En Espagne, l'émission de télévision «Salvados» réveille les consciences

L’émission « Salvados », (littéralement, « sauvés »), fait un malheur tous les dimanches en fin d’après-midi, sur la Sexta, une chaine modeste ancrée à gauche qui a été récemment rachetée par Antena 3. Elle compte environ 15% de part d’audience. Le protagoniste-producteur-journaliste s’appelle Jordi Evole Requena. Il enquête dans les coulisses de la corruption et de la gabegie. Son style direct fait mouche auprès des téléspectateurs.

De notre correspondant à Madrid,

« Salvados » est une émission magazine qui évoque des sujets sérieux comme la corruption, la classe politique, ou la fracture énergétique. Le succès est surtout lié au contexte de crise, aux réductions budgétaires et aux scandales à répétition, aussi bien concernant la monarchie que les pouvoirs locaux dans les provinces. Les « années champagne » sont terminées. A cette époque-là, tout le monde s’accommodait des gens qui pratiquaient l’abus, le détournement de fonds publics, les magouilles dans le monde du football ou de la justice. Mais, aujourd’hui, alors que les restrictions sont partout, on ne peut plus être indifférent. Jordi Evole, un ancien comique devenu journaliste demande des comptes à ceux qui ont volé, qui ont menti, à ces petits chefs politiques locaux qui ont avantagé leurs familles. Ils ont englouti des millions d’euros dans des bibliothèques sans livres, des gares sans trains ou des aéroports sans avions, comme à Castellon ou à Ciudad Real.

Le citoyen ordinaire qui affronte des gens puissants

Jordi Evole est trapu, pas très charismatique, il porte de simples pulls à carreaux, rarement de cravates, mais il connaît bien ses dossiers et n’hésite pas à frapper plusieurs fois à la même porte. Souvent on ne lui ouvre pas, mais, aujourd’hui, alors que les scandales de justice se multiplient, les langues se délient.

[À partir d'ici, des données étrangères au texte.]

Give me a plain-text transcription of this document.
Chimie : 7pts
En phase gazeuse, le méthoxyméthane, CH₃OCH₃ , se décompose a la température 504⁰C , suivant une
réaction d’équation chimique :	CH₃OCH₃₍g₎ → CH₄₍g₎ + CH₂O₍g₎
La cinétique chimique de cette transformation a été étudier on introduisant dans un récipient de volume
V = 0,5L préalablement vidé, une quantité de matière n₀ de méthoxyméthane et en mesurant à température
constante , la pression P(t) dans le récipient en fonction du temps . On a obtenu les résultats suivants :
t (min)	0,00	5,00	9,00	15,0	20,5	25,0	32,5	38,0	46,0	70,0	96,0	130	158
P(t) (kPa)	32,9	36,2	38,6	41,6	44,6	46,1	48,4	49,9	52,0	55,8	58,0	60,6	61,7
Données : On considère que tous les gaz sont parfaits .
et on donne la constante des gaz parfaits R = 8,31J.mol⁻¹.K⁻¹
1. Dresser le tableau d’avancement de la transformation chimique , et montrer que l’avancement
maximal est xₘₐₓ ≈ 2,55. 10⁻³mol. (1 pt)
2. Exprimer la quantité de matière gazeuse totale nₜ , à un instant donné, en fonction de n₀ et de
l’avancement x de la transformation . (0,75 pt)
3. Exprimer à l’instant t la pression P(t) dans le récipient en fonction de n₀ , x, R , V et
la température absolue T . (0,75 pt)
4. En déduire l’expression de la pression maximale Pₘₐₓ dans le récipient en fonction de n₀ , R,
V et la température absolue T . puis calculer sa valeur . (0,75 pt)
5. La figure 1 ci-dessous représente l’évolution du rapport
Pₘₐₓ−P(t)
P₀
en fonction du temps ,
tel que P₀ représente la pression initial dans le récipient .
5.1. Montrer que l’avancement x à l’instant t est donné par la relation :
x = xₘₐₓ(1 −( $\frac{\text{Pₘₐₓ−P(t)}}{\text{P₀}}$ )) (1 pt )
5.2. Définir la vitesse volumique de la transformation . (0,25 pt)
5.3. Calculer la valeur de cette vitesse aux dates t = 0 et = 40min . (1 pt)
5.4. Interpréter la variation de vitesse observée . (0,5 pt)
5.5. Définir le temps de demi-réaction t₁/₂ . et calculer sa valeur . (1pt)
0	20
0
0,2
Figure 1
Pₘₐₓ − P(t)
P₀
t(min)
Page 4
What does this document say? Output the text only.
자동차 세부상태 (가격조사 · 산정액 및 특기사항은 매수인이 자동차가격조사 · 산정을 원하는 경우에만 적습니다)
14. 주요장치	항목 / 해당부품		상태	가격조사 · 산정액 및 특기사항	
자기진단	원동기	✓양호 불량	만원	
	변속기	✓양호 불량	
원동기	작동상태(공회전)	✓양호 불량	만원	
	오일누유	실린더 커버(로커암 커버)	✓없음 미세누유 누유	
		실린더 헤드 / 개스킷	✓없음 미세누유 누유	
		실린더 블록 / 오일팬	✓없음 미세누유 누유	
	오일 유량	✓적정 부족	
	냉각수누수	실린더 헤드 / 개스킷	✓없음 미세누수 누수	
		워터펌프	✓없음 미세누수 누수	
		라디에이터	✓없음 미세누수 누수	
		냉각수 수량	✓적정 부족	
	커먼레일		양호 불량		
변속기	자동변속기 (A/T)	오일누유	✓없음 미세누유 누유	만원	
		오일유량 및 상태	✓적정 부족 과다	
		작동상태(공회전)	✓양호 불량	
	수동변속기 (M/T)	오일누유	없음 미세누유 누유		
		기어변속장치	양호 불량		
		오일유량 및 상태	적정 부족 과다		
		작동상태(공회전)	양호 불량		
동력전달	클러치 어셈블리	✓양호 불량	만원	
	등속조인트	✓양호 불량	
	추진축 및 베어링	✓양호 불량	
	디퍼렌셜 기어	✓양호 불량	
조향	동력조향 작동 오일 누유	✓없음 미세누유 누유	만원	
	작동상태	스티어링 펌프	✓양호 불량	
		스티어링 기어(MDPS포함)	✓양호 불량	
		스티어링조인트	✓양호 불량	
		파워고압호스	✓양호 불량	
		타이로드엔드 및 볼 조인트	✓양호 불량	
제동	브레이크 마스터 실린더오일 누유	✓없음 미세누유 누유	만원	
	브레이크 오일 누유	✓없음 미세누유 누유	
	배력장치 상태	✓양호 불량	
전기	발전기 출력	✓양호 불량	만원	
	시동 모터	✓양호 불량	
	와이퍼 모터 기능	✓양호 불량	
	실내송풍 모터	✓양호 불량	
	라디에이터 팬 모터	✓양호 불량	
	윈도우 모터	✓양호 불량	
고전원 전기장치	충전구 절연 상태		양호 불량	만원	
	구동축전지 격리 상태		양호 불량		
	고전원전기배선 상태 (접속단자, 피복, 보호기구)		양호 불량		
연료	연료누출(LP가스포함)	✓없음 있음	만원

Le spectateur peut suivre Jordi Evole dans un palais de justice, demander pourquoi une affaire ayant entrainé une mort d’homme a autant trainé. On le voit aussi parler à des experts de foot qui lui expliquent que la bulle du sport roi va exploser bientôt car les clubs doivent des millions d’euros au fisc et à la sécurité sociale. Il est aussi filmé en pleine conversation avec des pharmaciens qui lui confessent la vente de produits inutiles, chers, qui ne servent qu’à alimenter et à enrichir un lobby. Il se fait aussi expliquer pourquoi la hausse de la facture d’électricité est due à des magouilles de groupes pétroliers et gaziers.

Michael Moore version espagnole

Ses actions n'ont pas beaucoup d’impact, considérant les résultats au sens strict, ce n’est pas très conséquent. Même si, dans certaines émissions, des hommes politiques suspects ont révélé des choses qui ont ensuite grossi des dossiers d’instruction. Comme par exemple, cet ancien président de la région des Baléares, Jaume Matas, impliqué dans une immense affaire de détournement de fonds qui, face à la caméra, a reconnu avoir versé 3 millions d’euros pour une fondation, tout simplement parce que le président est le gendre du roi. Or, il s’avère que ce même gendre a détourné pour son compte de l’argent public. Mais, on peut dire avec certitude que «Salvados», de Jordi Evole, a une fonction très importante. D’une part, il démontre que le journalisme d’investigation peut exercer une pression sur les dirigeants politiques ou économiques ; et d’autre part que l’impunité n’est pas une fatalité. Pour éviter les désastres du passé, il faut avant tout que le citoyen soit exigeant et soucieux de l’utilisation de son argent. Jordi Evole est certainement ce relai qui, pendant si longtemps, n’a pas existé en Espagne.